This seems like a modification of the coupon collector's problem which can be stated as follows:
There are $n$ coupons total to collect. Given that the past $k$ coupons seen I've already collected (coupons are collected with replacement), what's the expected number of coupon's I've collected so far?
I'm also unsure if this problem depends on an underlying prior probability distribution on the number of coupons I've collected; if it does, can this be solved with an arbitrary distribution?
One additional part to this question: let's say after the $k$th one I collect a new coupon; what would the expected number of coupon's I've collected be then?
Best Answer
If you've seen $n$ comics out of $N$, the probability that $k$ consecutive comics are all ones you've seen is $(\frac nN)^k$, which is proportional to $n^k$ (the $N^k$ denominator is constant).
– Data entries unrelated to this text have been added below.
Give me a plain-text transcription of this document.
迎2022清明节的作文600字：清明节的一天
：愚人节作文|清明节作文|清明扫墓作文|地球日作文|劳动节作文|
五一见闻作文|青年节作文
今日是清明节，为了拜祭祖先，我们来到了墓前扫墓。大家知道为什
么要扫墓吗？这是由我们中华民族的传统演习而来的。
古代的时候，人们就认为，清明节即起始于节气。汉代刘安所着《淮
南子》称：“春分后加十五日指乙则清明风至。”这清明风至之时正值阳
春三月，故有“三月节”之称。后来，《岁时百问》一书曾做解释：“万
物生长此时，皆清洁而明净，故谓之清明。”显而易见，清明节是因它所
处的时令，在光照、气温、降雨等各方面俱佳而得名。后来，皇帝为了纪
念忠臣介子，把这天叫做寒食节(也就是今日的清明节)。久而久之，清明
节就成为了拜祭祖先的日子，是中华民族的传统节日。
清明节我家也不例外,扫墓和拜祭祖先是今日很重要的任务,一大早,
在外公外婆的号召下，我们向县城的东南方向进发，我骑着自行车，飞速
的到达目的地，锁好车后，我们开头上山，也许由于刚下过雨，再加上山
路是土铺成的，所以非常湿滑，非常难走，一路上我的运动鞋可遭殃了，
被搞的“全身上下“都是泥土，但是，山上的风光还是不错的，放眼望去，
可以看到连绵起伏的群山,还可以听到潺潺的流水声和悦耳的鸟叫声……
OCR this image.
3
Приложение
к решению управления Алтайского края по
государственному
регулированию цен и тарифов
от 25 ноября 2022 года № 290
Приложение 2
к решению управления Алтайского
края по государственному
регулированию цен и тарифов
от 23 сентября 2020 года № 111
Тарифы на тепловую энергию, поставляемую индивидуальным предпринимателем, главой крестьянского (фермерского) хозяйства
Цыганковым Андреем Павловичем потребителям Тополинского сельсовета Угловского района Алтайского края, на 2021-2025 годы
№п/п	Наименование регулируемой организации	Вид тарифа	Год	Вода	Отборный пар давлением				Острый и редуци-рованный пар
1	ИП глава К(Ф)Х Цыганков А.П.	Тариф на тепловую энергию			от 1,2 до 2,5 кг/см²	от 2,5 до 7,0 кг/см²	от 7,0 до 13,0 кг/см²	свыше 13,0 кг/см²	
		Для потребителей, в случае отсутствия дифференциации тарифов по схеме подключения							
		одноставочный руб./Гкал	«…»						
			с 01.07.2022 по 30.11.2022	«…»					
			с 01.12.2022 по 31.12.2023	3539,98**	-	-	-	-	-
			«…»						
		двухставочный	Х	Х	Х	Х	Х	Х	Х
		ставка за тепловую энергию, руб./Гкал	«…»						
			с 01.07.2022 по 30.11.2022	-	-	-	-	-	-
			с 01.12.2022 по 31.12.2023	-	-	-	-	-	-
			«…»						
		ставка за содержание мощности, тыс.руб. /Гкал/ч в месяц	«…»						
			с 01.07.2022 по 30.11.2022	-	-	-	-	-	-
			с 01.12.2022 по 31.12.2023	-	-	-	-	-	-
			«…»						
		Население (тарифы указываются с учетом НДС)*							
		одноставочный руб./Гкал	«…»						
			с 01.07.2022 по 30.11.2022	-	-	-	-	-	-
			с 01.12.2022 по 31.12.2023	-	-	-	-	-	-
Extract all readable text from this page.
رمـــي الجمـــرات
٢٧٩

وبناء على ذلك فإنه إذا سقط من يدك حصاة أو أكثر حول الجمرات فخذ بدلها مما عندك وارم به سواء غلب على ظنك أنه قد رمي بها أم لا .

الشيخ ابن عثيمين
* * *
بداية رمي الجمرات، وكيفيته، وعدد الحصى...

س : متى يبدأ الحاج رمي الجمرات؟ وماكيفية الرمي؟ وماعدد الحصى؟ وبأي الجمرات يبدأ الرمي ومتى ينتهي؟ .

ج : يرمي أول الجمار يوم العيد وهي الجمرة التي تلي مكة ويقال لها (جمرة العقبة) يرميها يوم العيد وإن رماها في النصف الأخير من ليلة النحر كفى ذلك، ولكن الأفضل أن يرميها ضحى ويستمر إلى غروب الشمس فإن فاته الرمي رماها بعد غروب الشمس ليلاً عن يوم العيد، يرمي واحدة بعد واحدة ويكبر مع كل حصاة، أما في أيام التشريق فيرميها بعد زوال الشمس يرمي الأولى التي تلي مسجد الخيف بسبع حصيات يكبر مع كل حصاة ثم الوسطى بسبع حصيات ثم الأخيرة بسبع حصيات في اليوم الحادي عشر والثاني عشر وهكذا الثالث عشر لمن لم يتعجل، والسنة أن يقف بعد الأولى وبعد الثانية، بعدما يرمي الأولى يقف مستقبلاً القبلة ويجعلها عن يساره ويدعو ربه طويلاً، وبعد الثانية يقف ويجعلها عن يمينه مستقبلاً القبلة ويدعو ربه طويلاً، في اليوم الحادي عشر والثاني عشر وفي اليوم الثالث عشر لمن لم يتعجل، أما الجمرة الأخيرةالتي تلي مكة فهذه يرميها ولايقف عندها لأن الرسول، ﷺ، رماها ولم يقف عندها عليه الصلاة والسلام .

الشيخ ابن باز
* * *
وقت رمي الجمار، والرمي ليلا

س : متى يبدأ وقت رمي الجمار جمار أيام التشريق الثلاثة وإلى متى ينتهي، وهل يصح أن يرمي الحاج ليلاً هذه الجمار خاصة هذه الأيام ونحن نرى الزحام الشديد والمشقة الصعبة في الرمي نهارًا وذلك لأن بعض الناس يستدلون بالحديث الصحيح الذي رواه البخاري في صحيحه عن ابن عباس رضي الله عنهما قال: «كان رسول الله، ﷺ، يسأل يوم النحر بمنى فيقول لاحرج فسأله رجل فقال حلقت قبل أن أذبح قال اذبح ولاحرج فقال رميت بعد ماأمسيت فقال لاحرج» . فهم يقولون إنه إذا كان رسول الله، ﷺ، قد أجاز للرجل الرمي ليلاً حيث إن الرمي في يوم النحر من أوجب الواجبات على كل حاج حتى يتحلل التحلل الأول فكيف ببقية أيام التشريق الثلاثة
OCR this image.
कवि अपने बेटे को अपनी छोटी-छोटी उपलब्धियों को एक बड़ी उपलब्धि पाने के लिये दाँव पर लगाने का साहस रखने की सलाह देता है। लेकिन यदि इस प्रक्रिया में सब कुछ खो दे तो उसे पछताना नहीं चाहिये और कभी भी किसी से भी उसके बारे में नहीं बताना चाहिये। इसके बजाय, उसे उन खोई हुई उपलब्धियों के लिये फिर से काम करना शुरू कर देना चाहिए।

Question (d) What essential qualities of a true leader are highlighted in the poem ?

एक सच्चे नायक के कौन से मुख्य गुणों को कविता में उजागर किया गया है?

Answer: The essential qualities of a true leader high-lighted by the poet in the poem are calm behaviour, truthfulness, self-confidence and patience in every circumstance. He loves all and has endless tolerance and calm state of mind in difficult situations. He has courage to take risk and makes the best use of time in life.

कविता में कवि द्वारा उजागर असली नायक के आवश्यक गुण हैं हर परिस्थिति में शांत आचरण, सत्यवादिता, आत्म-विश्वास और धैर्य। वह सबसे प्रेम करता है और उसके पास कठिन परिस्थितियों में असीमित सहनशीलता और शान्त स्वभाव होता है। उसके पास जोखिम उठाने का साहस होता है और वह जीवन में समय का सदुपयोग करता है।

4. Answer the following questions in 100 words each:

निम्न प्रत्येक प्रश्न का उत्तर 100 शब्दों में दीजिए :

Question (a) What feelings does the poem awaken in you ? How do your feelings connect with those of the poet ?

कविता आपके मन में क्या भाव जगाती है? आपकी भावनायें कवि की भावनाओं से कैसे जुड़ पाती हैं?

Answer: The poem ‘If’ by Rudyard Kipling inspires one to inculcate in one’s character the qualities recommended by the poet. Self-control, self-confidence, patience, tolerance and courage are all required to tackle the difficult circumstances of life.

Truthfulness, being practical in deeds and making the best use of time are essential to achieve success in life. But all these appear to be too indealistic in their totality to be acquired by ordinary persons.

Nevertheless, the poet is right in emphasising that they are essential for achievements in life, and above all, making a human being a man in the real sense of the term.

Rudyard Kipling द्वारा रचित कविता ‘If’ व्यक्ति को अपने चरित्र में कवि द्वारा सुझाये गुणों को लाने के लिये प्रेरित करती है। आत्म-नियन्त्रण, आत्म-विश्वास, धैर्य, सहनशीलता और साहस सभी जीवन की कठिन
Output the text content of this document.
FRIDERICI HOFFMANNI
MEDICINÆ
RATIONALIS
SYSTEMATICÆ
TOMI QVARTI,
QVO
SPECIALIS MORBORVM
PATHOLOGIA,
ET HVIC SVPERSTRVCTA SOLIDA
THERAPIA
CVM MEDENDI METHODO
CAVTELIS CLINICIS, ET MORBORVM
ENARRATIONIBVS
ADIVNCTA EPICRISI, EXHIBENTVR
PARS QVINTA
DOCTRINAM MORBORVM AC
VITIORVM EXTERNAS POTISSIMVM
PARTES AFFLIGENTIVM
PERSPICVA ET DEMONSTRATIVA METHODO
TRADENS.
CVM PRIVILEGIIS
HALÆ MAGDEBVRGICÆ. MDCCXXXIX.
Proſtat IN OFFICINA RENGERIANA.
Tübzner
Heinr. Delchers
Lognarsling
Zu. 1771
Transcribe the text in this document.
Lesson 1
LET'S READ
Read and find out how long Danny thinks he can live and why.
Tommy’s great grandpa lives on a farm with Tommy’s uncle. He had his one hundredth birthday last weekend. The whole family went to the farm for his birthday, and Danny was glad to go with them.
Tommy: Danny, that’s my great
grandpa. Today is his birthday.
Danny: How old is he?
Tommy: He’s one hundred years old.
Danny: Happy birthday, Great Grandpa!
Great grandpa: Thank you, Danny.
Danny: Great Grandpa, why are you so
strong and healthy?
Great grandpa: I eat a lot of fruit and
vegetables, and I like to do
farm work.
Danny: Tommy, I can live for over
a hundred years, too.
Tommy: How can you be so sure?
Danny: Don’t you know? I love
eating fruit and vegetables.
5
So if the prior odds are uniform, the posterior odds that you've seen $1, 2, \dots, N$ comics are $$ 1^k : 2^k : 3^k : \cdots : N^k. $$ So the conditional probability that you've seen $n$ comics out of $N$ is $\frac{n^k}{1^k + 2^k + \cdots + N^k}$, and we get an expected value of $$ \frac{1 \cdot 1^k + 2 \cdot 2^k + \dots + N \cdot N^k}{1^k + 2^k + \cdots + N^k}. $$ This doesn't simplify particularly well, but when $N$ is large compared to $k$, we may approximate the sum by an integral; the numerator is approximately $ \int_0^N x^{k+1}\,dx = \frac{N^{k+2}}{k+2}$ and the denominator is approximately $\int_0^N x^k \,dx = \frac{N^{k+1}}{k+1}$.
So the expected total number of comics you've read, given that you've sampled $k$ comics and you've read all of them, is approximately $\frac{k+1}{k+2} N$.